Heartbeat Monitoring

Monitor Celery Beat Tasks with Alert24 Heartbeat Checks

Add heartbeat monitoring to Celery beat periodic tasks. Alert24 fires an incident if a task stops executing — covers on_success signal, task base class, and retry behavior.

Celery beat schedules periodic tasks, but if the beat scheduler stops, if a worker goes down, or if a task fails repeatedly, your scheduled work stops silently.
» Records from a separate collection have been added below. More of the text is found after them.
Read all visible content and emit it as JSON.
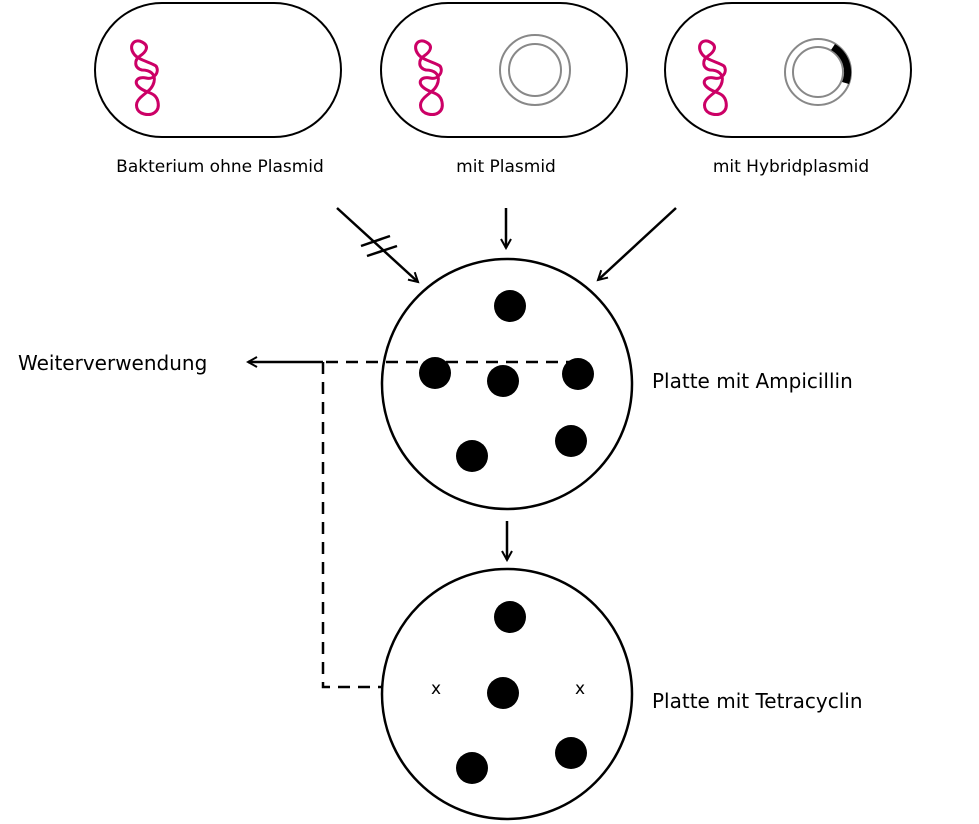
{
  "bacteria": [
    {
      "label": "Bakterium ohne Plasmid",
      "plasmid": "none"
    },
    {
      "label": "mit Plasmid",
      "plasmid": "plasmid"
    },
    {
      "label": "mit Hybridplasmid",
      "plasmid": "hybrid-plasmid"
    }
  ],
  "plates": {
    "ampicillin": {
      "label": "Platte mit Ampicillin",
      "colony_count": 6
    },
    "tetracycline": {
      "label": "Platte mit Tetracyclin",
      "colony_count": 4,
      "missing_marker": "x"
    }
  },
  "side_label": "Weiterverwendung",
  "colors": {
    "chromosome": "#cc0066",
    "plasmid_ring": "#888888",
    "outline": "#000000",
    "insert": "#000000"
  }
}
Alert24 heartbeat checks detect this automatically — if a task stops checking in, you get an incident.

Before you start

  1. In Alert24, go to Monitoring → Add check → Heartbeat
  2. Name it after your Celery task (e.g., "Generate reports task")
  3. Set Expected interval to match your task's beat_schedule period in seconds
  4. Set Grace period to account for Celery task queue wait time (60–300 seconds)
  5. Save and copy the heartbeat URL

Add the ping to your task

# tasks.py
import requests
from celery import shared_task
from django.conf import settings  # or use os.environ

ALERT24_HB_URL = f"https://app.alert24.net/api/hb/{settings.ALERT24_HB_GENERATE_REPORTS}"

@shared_task
def generate_reports():
    # Your existing task logic
    Report.objects.generate_daily()
    send_report_emails()

    # Ping Alert24 on success (only reached if no exception above)
    requests.get(ALERT24_HB_URL, timeout=5)

Configuration

Store the heartbeat token in your settings or environment:

# settings.py or .env
ALERT24_HB_GENERATE_REPORTS = "YOUR_TOKEN"
# celery.py beat schedule stays unchanged
app.conf.beat_schedule = {
    'generate-reports-daily': {
        'task': 'tasks.generate_reports',
        'schedule': crontab(hour=2, minute=0),  # 2am daily
    },
}

Using a task base class for multiple tasks

If you want to add heartbeat pings to many tasks without repeating the curl call in each:

import os
import requests
from celery import Task

class HeartbeatTask(Task):
    abstract = True
    alert24_hb_token = None

    def on_success(self, retval, task_id, args, kwargs):
        if self.alert24_hb_token:
            try:
                url = f"https://app.alert24.net/api/hb/{self.alert24_hb_token}"
                requests.get(url, timeout=5)
            except Exception:
                pass  # don't let heartbeat failure mask task success
        super().on_success(retval, task_id, args, kwargs)

@shared_task(base=HeartbeatTask, alert24_hb_token=os.environ.get('ALERT24_HB_REPORTS'))
def generate_reports():
    Report.objects.generate_daily()

@shared_task(base=HeartbeatTask, alert24_hb_token=os.environ.get('ALERT24_HB_CLEANUP'))
def cleanup_old_data():
    OldData.objects.delete_expired()

Tips

  • on_success vs end of task: The on_success signal fires when a task completes without raising an exception — which is exactly when you want the heartbeat to fire. Calling requests.get directly at the end of the function is simpler and equivalent for most cases.
  • Celery beat restart: If the Celery beat process is restarted (e.g., during deployment), tasks may be delayed. Set your grace period to account for typical deployment downtime.
  • Task retries: Celery's max_retries causes a task to retry on failure. The heartbeat only fires on final success — if all retries are exhausted without success, no ping is sent and Alert24 fires an incident.
  • Worker availability: Heartbeat checks also catch cases where beat is running but all workers are down. If tasks are queued but not executing, they time out and Alert24 fires.